5. Dominant cycle $D=\frac{\sum p\,\tilde P_p}{\sum \tilde P_p}$ over bins where $\tilde P_p≥0.5$, warmup-compensated.

**Technical formula:**
```
Step 1: hp_t = ((1-α₁)/2)(src_t - src_{t-1}) + α₁ hp_{t-1}
Step 2: filt_t = c₁(hp_t + hp_{t-1})/2 + c₂ filt_{t-1} + c₃ filt_{t-2}
Step 3: r_L = (M Σxy - Σx Σy) / √[(M Σx² - (Σx)²)(M Σy² - (Σy)²)]
Step 4: P_p = (Σ_{n=2}^{N} r_n cos(2πn/p))² + (Σ_{n=2}^{N} r_n sin(2πn/p))²
Step 5: D = Σ_{p∈Ω} p · ĤP_p / Σ_{p∈Ω} ĤP_p with warmup compensation
```

> 🔍 **Technical Note:** Warmup uses $c = 1 / (1 - (1 - \alpha)^{k})$ to scale early-cycle estimates, preventing low values during initial bars.

## Interpretation Details

- **Primary Dominant Cycle:**
- High $D$ (e.g., > 30) implies slow regime; adaptive MAs should lengthen.
- Low $D$ (e.g., < 15) signals rapid oscillations; shorten lookback windows.

- **Normalized Power:**
- Values > 0.8 indicate strong cycle confidence; consider cyclical strategies.
- Values < 0.3 warn of flat spectra; favor trend or volatility approaches.

- **Regime Shifts:**
- Rapid drop in $D$ alongside rising power often precedes volatility expansion.
- Divergence between $D$ and price swings may highlight upcoming breakouts.

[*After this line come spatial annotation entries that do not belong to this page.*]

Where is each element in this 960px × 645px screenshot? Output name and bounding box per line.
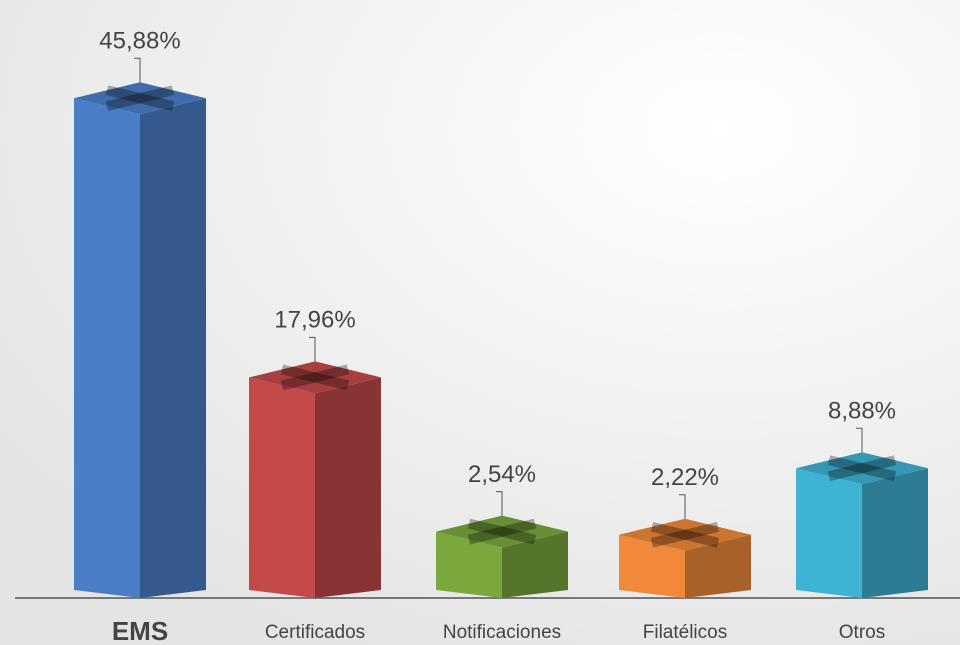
value-label: 17,96% xyxy=(274,307,355,334)
value-label: 2,54% xyxy=(468,461,536,488)
x-tick-label: Otros xyxy=(839,622,885,643)
bar-left-face xyxy=(796,468,862,598)
value-label: 2,22% xyxy=(651,464,719,491)
x-tick-label: Notificaciones xyxy=(443,622,561,643)
bar-right-face xyxy=(140,98,206,598)
bar-right-face xyxy=(315,377,381,598)
x-tick-label: Filatélicos xyxy=(643,622,727,643)
x-tick-label: EMS xyxy=(112,616,168,645)
x-tick-label: Certificados xyxy=(265,622,365,643)
value-label: 45,88% xyxy=(99,28,180,55)
chart: 45,88% EMS 17,96% Certificados 2,54% Notifica… xyxy=(0,0,960,645)
value-label: 8,88% xyxy=(828,398,896,425)
bar-left-face xyxy=(249,377,315,598)
bar-right-face xyxy=(862,468,928,598)
bar-left-face xyxy=(74,98,140,598)
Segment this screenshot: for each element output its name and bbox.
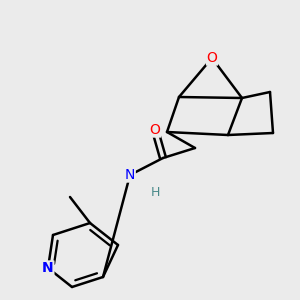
Text: O: O [150,123,160,137]
Text: H: H [150,187,160,200]
Text: N: N [42,261,54,275]
Text: N: N [125,168,135,182]
Text: O: O [207,51,218,65]
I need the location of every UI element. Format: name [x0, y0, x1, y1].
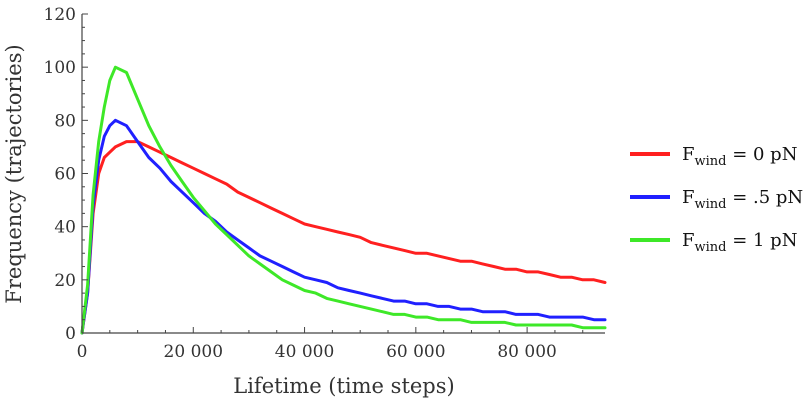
y-tick-label: 0: [65, 324, 76, 344]
y-tick-label: 120: [44, 5, 76, 25]
series-line-2: [80, 65, 607, 335]
legend-label-2: Fwind = 1 pN: [682, 230, 797, 255]
y-tick-label: 40: [54, 218, 76, 238]
x-tick-label: 40 000: [275, 342, 334, 362]
y-tick-label: 20: [54, 271, 76, 291]
y-tick-label: 100: [44, 58, 76, 78]
ticks: 0 20 000 40 000 60 000 80 000 0 20 40 60 80 100 120: [44, 5, 584, 362]
x-tick-label: 60 000: [386, 342, 445, 362]
axes: [81, 14, 605, 334]
y-tick-label: 80: [54, 111, 76, 131]
plot-lines: [80, 65, 607, 335]
legend: Fwind = 0 pN Fwind = .5 pN Fwind = 1 pN: [630, 144, 803, 255]
legend-label-1: Fwind = .5 pN: [682, 187, 803, 212]
legend-label-0: Fwind = 0 pN: [682, 144, 797, 169]
x-tick-label: 0: [77, 342, 88, 362]
x-axis-title: Lifetime (time steps): [233, 374, 454, 398]
y-axis-title: Frequency (trajectories): [2, 44, 26, 303]
series-line-1: [80, 118, 607, 335]
x-tick-label: 80 000: [497, 342, 556, 362]
series-line-0: [80, 140, 607, 335]
x-tick-label: 20 000: [164, 342, 223, 362]
y-tick-label: 60: [54, 165, 76, 185]
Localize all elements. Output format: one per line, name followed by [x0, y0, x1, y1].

## Limitations and Considerations

- **Spectral Leakage:** Limited lag range can smear peaks during abrupt volatility shifts.
- **O(n²) Segment:** Although constrained (≤ 60 loops), wide period spans increase computation.
- **Stationarity Assumption:** Autocorrelation presumes quasi-stationary cycles; regime changes reduce accuracy.
- **Latency in Noise:** Even with roofing, extremely noisy assets may require higher `avgLength`.
- **Downtrend Bias:** Negative trends may clip high-pass output; ensure preprocessing retains signal.

## References

* Ehlers, J. F. (2016). “Past Market Cycles.” *Technical Analysis of Stocks & Commodities*, 34(9), 52-55.
* Thinkorswim Learning Center. “Ehlers Autocorrelation Periodogram.”
* Fab MacCallini. “autocorrPeriodogram.R.” GitHub repository.
* QuantStrat TradeR Blog. “Autocorrelation Periodogram for Adaptive Lookbacks.”
* TradingView Script by blackcat1402. “Ehlers Autocorrelation Periodogram (Updated).”